Engineering School breaks applications record

Lyle School of Engineering Dean Geoffrey Orsak announced Tuesday at a student senate meeting that the Engineering School has broken a record for applicants for the incoming 2010 class.

By Brooks Powell
Staff Writer

Lyle School of Engineering Dean Geoffrey Orsak announced Tuesday at a student senate meeting that the Engineering School has broken a record for applicants for the incoming 2010 class.  

As of Tuesday afternoon, Orsak said, the engineering school surpassed 1,000 applicants for the incoming class, eclipsing all previous records. This, he said, is due to the unparalleled faculty and facilities the school offers, made possible from financial support by major donors like Bobby B. Lyle, the school’s namesake.  
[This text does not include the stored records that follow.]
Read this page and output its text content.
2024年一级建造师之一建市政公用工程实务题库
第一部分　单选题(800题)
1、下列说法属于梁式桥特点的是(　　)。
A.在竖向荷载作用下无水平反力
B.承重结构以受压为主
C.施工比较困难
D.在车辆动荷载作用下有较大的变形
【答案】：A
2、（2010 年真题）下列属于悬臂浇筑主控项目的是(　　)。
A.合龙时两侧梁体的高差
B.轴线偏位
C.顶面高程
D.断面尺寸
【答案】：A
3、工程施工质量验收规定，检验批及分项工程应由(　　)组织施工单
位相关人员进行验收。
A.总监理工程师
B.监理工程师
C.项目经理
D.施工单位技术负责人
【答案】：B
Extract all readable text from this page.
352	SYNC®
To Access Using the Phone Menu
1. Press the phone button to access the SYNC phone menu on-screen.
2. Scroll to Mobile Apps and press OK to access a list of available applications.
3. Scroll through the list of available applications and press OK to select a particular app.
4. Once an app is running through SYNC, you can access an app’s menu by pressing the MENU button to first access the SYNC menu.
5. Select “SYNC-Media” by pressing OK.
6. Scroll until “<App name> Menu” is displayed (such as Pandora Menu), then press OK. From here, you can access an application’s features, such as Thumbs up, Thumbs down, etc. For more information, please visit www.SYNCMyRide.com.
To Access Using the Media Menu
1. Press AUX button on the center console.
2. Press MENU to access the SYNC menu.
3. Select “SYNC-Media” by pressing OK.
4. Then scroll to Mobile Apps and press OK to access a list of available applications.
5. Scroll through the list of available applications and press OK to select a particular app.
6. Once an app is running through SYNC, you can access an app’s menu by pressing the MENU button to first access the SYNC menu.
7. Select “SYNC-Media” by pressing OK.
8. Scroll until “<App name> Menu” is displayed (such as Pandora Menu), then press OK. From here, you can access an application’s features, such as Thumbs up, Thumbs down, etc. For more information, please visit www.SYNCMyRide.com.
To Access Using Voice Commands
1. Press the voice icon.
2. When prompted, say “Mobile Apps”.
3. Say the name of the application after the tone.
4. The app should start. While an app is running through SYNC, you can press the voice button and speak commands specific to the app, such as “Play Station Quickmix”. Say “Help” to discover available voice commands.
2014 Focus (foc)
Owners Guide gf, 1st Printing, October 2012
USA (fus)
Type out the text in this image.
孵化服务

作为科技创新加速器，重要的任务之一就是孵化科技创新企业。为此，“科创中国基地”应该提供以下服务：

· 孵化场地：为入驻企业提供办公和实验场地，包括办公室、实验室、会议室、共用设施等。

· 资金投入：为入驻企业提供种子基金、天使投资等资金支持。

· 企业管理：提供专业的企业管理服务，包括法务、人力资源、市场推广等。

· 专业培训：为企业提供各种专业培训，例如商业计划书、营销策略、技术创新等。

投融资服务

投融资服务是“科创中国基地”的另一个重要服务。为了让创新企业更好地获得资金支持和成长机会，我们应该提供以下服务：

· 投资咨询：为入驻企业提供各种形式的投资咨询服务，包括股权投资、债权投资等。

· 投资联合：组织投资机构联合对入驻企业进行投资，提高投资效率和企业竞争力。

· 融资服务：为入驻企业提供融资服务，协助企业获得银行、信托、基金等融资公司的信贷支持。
Lyle earned a graduate engineering management degree from SMU in 1967, and the following year became the youngest person to serve as dean of the Cox School of Business at the age of 29. Lyle later founded oil and natural gas company Lyco Energy Corporation in 1981 and was instrumental in the development of the Dallas Galleria and the InterFirst Bank-Galleria.  

A SMU press release from November 2008 said Lyle has pledged an estimated $20 million to the school of engineering, with the stipulation that certain benchmarks be met in the process of moving the school in line with the highest state-of-the-art institutions around the country.

“Our aspiration and expectation is to be the best engineering school on the planet,” Lyle said Tuesday.  

In his address to the student senate, Lyle indicated that he made his gift following an observation of a disturbing trend in primary and secondary education across the United States.

“We’re in deep trouble,” Lyle said. “People are turning away from math and science in our country.”

To address this, Lyle and his team began attracting major figures in engineering to SMU to begin teaching and inspiring young people to address humanity’s problems through engineering solutions.